After at least one lick/personal bubble-bursting moment in each round of their 2018 Stanley Cup Playoffs run (Leo Komarov and Ryan Callahan ranking among his ... run-ins), Marchand eventually got a talking-to. Management addressed as much today, and they generally kept it from getting too salty.
“Brad should be contrite,” Cam Neely said (see around the minute mark). “ ... He’s gotten to the point now where his game on the ice - without the antics - should speak for itself.”
You know it’s a serious headache - not just a punchline and strange routine - when Bruins owner Jeremy Jacobs needs to weigh in. His comments give the impression that Marchand doesn’t have much of a margin of error.
Bruins owner Jeremy Jacobs w/a definitive "cut it out" for Brad Marchand when asked about the licking incidents: "This is a player that, I can only think of 30 other teams that would love to have him, so there’s a margin that you give him. But, I think he used up that margin."— Joe Haggerty (@HackswithHaggs) May 16, 2018
More teaching, less licking
As refreshing as it is to discuss “Zen and the Art of Licking,” some might view it as empty calorie content.
Luckily, the Bruins also shed some light on how they view the 2017-18 season (mostly positive, especially when it comes to integrating young talent, while the ending was bittersweet) and how they might approach free agency and the summer. If you’re the type who shuddered at the idea of targeting a Rick Nash upgrade in free agency - and the comments indicate that quite a few people did - then you’d probably be glad to hear some of the reactions.
Bruins CEO Charlie Jacobs spoke highly of players who could make a future impact on the B’s (“from Providence and Europe”), so Bruins head coach Bruce Cassidy might be tasked with much of the “teaching” Cam Neely spoke of today.
Curiously, as NBC Sports Boston’s Joe Haggerty points out, the Bruins might make the backup goalie position an area they’re aiming for improvement with.
There are a few factors to consider in that regard.
For one thing, Anton Khudobin’s $1.2 million contract expires. The 32-year-old played well enough at times - finishing with a nice-for-backup .913 save percentage - to drum up some minor goalie controversies (depending upon who you asked during 2017-18) when Tuukka Rask struggled. The Bruins are committed to Rask at $7M through 2020-21, yet they might want to at least attempt to get a No. 2 who could moonlight as a No. 1.

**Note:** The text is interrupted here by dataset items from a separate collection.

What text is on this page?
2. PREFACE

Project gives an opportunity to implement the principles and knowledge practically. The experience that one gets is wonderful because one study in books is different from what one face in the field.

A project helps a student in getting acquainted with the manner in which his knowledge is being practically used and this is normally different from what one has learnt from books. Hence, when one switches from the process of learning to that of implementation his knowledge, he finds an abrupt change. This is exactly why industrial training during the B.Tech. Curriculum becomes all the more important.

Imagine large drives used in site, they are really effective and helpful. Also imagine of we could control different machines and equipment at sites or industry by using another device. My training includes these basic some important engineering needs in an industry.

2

Beyond perusing trade opportunities, free agency, or even bringing back Khudobin, you wonder how long of a look the Bruins might give Zane McIntyre as Rask’s backup in 2018-19. After all, McIntyre’s already 25, and could be feeling a little restless (after a dominant AHL season in 2016-17, his numbers were solid but a bit more modest last season).
Other considerations, and a warning
There were discussions of other possible tweaks, such as possibly adding more size at the left D position behind Zdeno Chara. Even then, you wonder how deeply they’ll probe in that area; after all, Torey Krug had a strong season and Matt Grzelcyk came along nicely.
Broadly speaking, it sounds like the Bruins will lean more toward “improving from within” instead of pursuing more established players. Considering the way GM Don Sweeney’s been drafting and the team’s been developing lately, that doesn’t sound like such a bad idea.
Then again, perhaps some bolder opportunities might surface? As promising as some of the future pieces in Boston seem to be, the B’s must also realize that the window could start to close on their core. Zdeno Chara’s in the clearest battle with Father Time at 41, but sometimes the aging curve can dilute the dominance of guys like Patrice Bergeron (32) and Brad Marchand (30) with troubling speed. Considering how frightening Bergeron and Marchand were on most nights alongside young stud David Pastrnak, a slip - even from “elite” to merely “quite good” - could alter Boston’s trajectory, or force them to lean on younger talent even more.
So, there are some factors to juggle, but can you really blame management for feeling so optimistic compared to the mixed feelings that were likely on display during last year’s pressers regarding the team’s outlook?
Jacobs himself spoke of the Bruins being spry in keeping up with league trends, and justifiably so. If the NHL’s smartest teams continue this rapid evolution, then Boston must remain just as nimble this summer. At least if they want to maintain their status as a revitalized heavy-hitter in the NHL.